Several empty cans cluttered the small dining table. The reek of stale beer hung in the air. He remembered having drunk only three or four the night before, so Danny must have emptied the rest. At least, he hoped that was true though he may have just blanked the rest out. His body certainly felt worse than a few beers.
His skin itched against the wool blanket draped over his body. After tossing aside the blanket, he dropped his feet to the floor with a thud, sat up, and stretched. His back creaked and popped in protest of a night on the lumpy couch. The room swayed as his head pounded from a hangover.
Clad only in his boxers, he stumbled to the sole bathroom in the trailer. He leaned a hand against the wall to steady himself, his head still fuzzy from the lack of sleep and late beers, and pissed away the night before.
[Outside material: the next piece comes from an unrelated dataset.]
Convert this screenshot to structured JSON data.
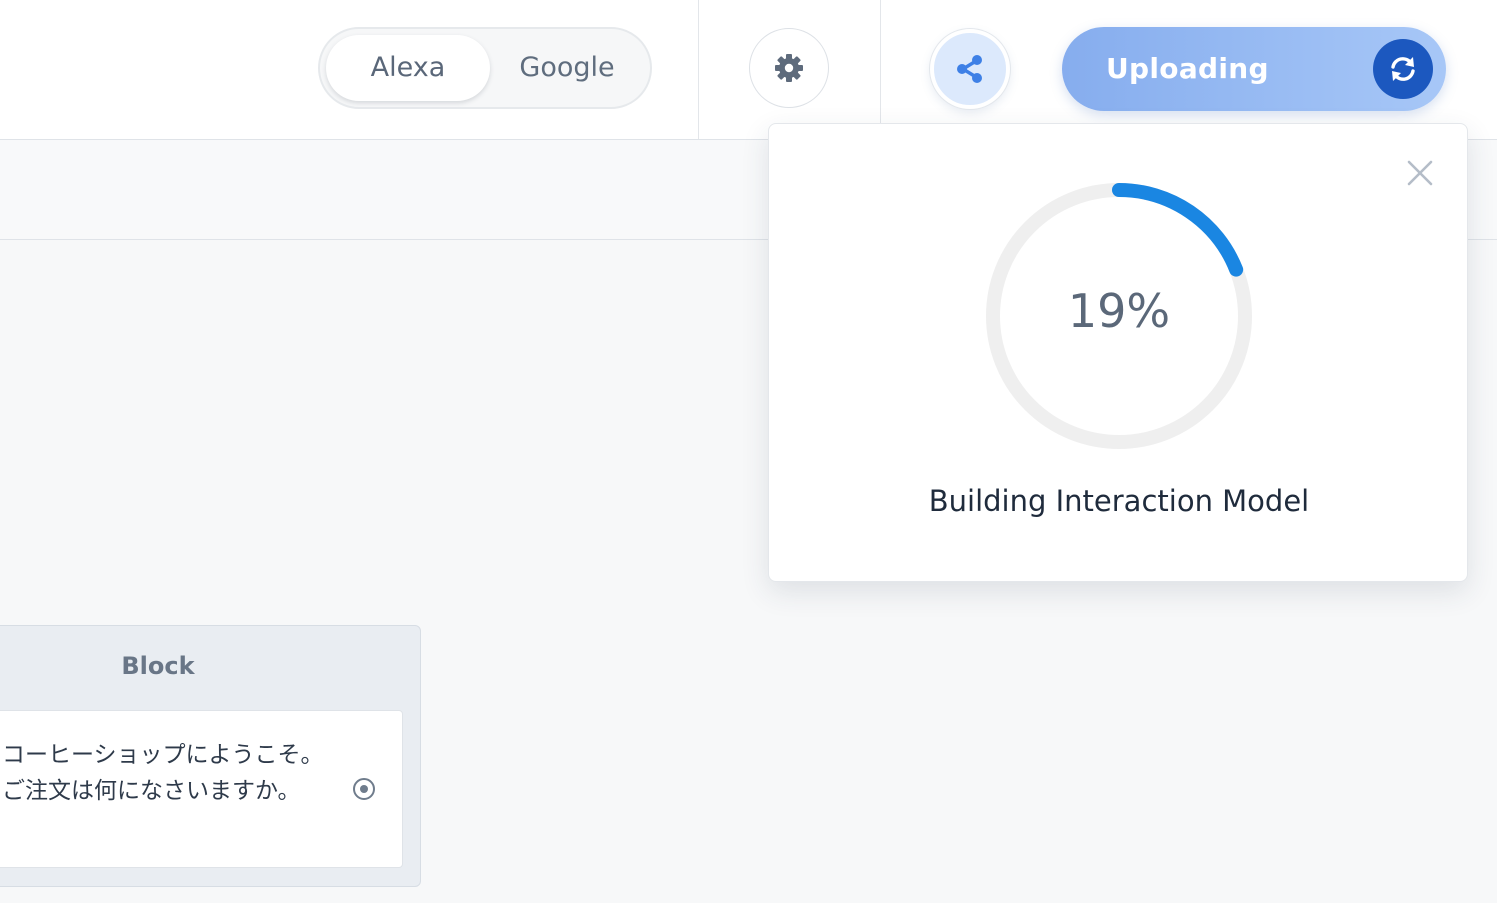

Sleep had been scarce, as he’d woken up every half hour or so, wondering how badly he had screwed up his life. What little time had been spent in slumber was punctuated with vivid dreams.
Before the previous day, his run-ins with the police seemed minor. His adult history included a lone speeding ticket, a surprise that his rickety old truck could even beat the posted limits.
As a teenager, he and his friends had been caught rolling a teacher’s yard with toilet paper. The officer had called their parents—or in Nathan’s case, Ronnie since his dad was in Phoenix delivering a load with his semi. The next morning, he and Charlie, joined by the others involved, cleaned the toilet paper out of the trees under Ronnie’s stern supervision. Two days later, when his father came home from the road, he was grounded for a week. Coach Burleson made them all run extra laps for the next two weeks. Plus, the teacher kept calling on them in class. The coordinated punishment was effective. Nathan and Charlie swore off ever toilet-papering a yard again.